1. For our church and/or nation,
that God may raise up shepherds
after Christ’s own loving heart,
and bring down from their thrones
those who seek only power and glory,
that the people may rejoice in leaders who are wise and just,
and be spared the yoke of the wicked and self-serving,
we pray to the Lord.

2. For all who govern in the church and in the world,
that Christ may send the Spirit of Truth into their hearts,
to strengthen in virtue any who falter in the right path,
to convict the conscience of any
who have failed to serve their people faithfully,
and to inspire those who are unfit for office to step down,
let us pray to the Lord.

Michael O’Connor is Associate Professor (Teaching Stream) in the Christianity and Culture program at St. Michael’s College in the University of Toronto.

Featured image: “Antithesis Christi et Antichristi,” c. 1490-1510.


    1. Or 1789-2016?

      That said, I would dissent from the wordiness of these prayers. For the record, I don’t find Good Friday as edifying as perhaps a longer litany of those in need would be. No need to offer specifics in public prayer. For example, if a friend is dying, I will pray for N. I generally don’t ask for a miracle, for a quick death, or such. I don’t ask for the loved ones to let go or have a come-to-Jesus moment. “For N, and for those who accompany her today” seems quite enough. And if I’m making it general, “For the dying and for those who love them.” In each case, silence seems to work as an accompaniment.
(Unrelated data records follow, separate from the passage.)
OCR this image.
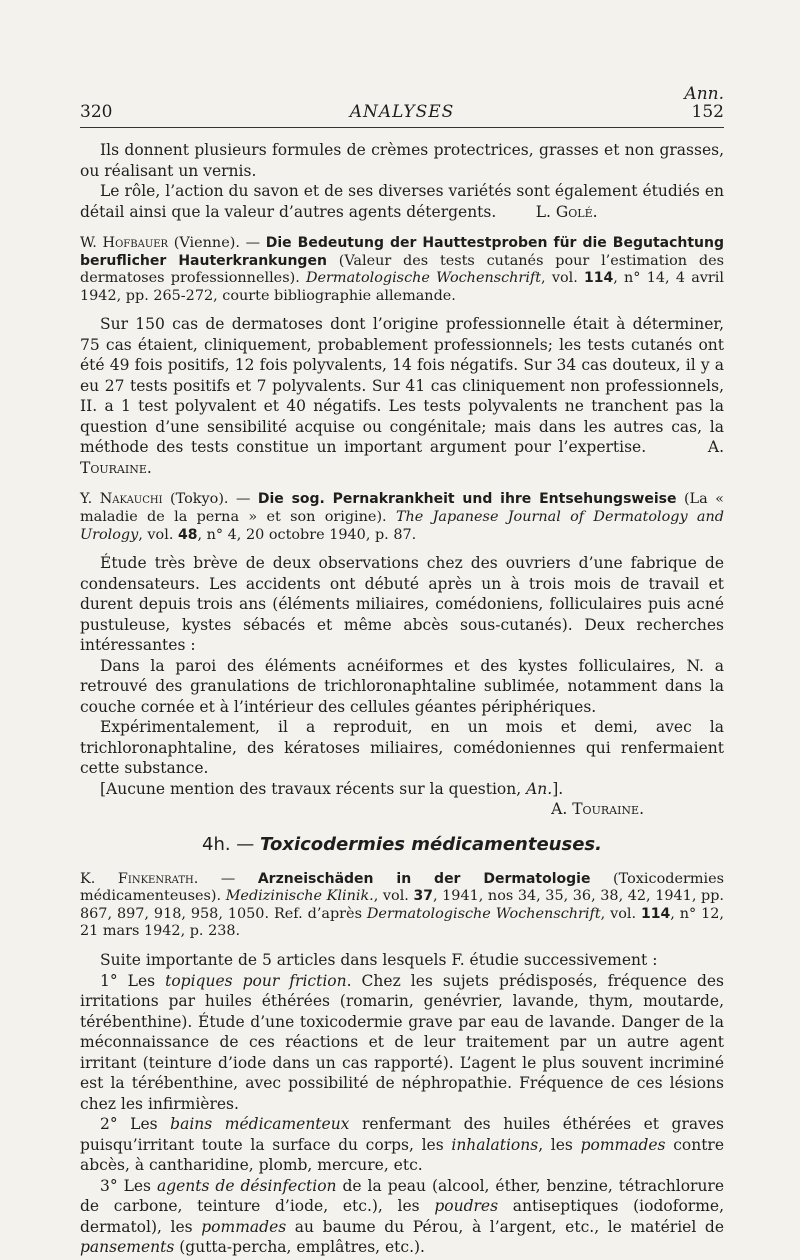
Ann.
320	ANALYSES	152

Ils donnent plusieurs formules de crèmes protectrices, grasses et non grasses, ou réalisant un vernis.

Le rôle, l’action du savon et de ses diverses variétés sont également étudiés en détail ainsi que la valeur d’autres agents détergents.	L. Golé.

W. Hofbauer (Vienne). — Die Bedeutung der Hauttestproben für die Begutachtung beruflicher Hauterkrankungen (Valeur des tests cutanés pour l’estimation des dermatoses professionnelles). Dermatologische Wochenschrift, vol. 114, n° 14, 4 avril 1942, pp. 265-272, courte bibliographie allemande.

Sur 150 cas de dermatoses dont l’origine professionnelle était à déterminer, 75 cas étaient, cliniquement, probablement professionnels; les tests cutanés ont été 49 fois positifs, 12 fois polyvalents, 14 fois négatifs. Sur 34 cas douteux, il y a eu 27 tests positifs et 7 polyvalents. Sur 41 cas cliniquement non professionnels, II. a 1 test polyvalent et 40 négatifs. Les tests polyvalents ne tranchent pas la question d’une sensibilité acquise ou congénitale; mais dans les autres cas, la méthode des tests constitue un important argument pour l’expertise.	A. Touraine.

Y. Nakauchi (Tokyo). — Die sog. Pernakrankheit und ihre Entsehungsweise (La « maladie de la perna » et son origine). The Japanese Journal of Dermatology and Urology, vol. 48, n° 4, 20 octobre 1940, p. 87.

Étude très brève de deux observations chez des ouvriers d’une fabrique de condensateurs. Les accidents ont débuté après un à trois mois de travail et durent depuis trois ans (éléments miliaires, comédoniens, folliculaires puis acné pustuleuse, kystes sébacés et même abcès sous-cutanés). Deux recherches intéressantes :

Dans la paroi des éléments acnéiformes et des kystes folliculaires, N. a retrouvé des granulations de trichloronaphtaline sublimée, notamment dans la couche cornée et à l’intérieur des cellules géantes périphériques.

Expérimentalement, il a reproduit, en un mois et demi, avec la trichloronaphtaline, des kératoses miliaires, comédoniennes qui renfermaient cette substance.

[Aucune mention des travaux récents sur la question, An.].

A. Touraine.

4h. — Toxicodermies médicamenteuses.

K. Finkenrath. — Arzneischäden in der Dermatologie (Toxicodermies médicamenteuses). Medizinische Klinik., vol. 37, 1941, nos 34, 35, 36, 38, 42, 1941, pp. 867, 897, 918, 958, 1050. Ref. d’après Dermatologische Wochenschrift, vol. 114, n° 12, 21 mars 1942, p. 238.

Suite importante de 5 articles dans lesquels F. étudie successivement :

1° Les topiques pour friction. Chez les sujets prédisposés, fréquence des irritations par huiles éthérées (romarin, genévrier, lavande, thym, moutarde, térébenthine). Étude d’une toxicodermie grave par eau de lavande. Danger de la méconnaissance de ces réactions et de leur traitement par un autre agent irritant (teinture d’iode dans un cas rapporté). L’agent le plus souvent incriminé est la térébenthine, avec possibilité de néphropathie. Fréquence de ces lésions chez les infirmières.

2° Les bains médicamenteux renfermant des huiles éthérées et graves puisqu’irritant toute la surface du corps, les inhalations, les pommades contre abcès, à cantharidine, plomb, mercure, etc.

3° Les agents de désinfection de la peau (alcool, éther, benzine, tétrachlorure de carbone, teinture d’iode, etc.), les poudres antiseptiques (iodoforme, dermatol), les pommades au baume du Pérou, à l’argent, etc., le matériel de pansements (gutta-percha, emplâtres, etc.).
  1. Sorry, but #1 could be perceived as extremely partisan and judgemental especially at times when a country or people are divided. Best to just pray for the leaders and trust that the prayer is heard. I could never assent to such a prayer.

    1. Another approach is to ask for deeper roots in, say, Wisdom, Understanding, Counsel, Fortitude, Knowledge, Courage and Prudence in understanding and aligning our response with the will of God to current events we find intolerable – to join our agency to that of God in an intentional act of will. In other words, don’t ask God to change other people so much as to allow ourselves to be changed.

      I can still remember visiting a dear friend in the East Bay area (CA) in November 2004, and we went to Mass together at his parish, which had the practice of opening up the Universal Prayer to the floor, as it were, and witnessing a parishioner invoke God’s protection upon Saddam Hussein (then in custody) but also called down the wrath of God upon George W Bush (who was about to be reelected two days later). I had strongly opposed the Iraq War, but this struck me as a great example of how the Universal Prayer ought not be used and what it was for. It’s not a time to incarnate the news cycle (or social media cycle nowadays) to register our concern on the Change.god petition board.

      1. “For our civil authorities and all in the service of our courtry, let us pray to the Lord.” From the Divine Liturgy of St. John Chrysostom. It’s all that’s needed. Simple, short, and complete.

      2. I don’t disagree. BUT, when declining to resist the temptation to Add More, my suggestion is to re-focus the object of such attentions from Them to Us – it’s one rarer situations where petitionary prayer may more fruitfully be focused on self than others.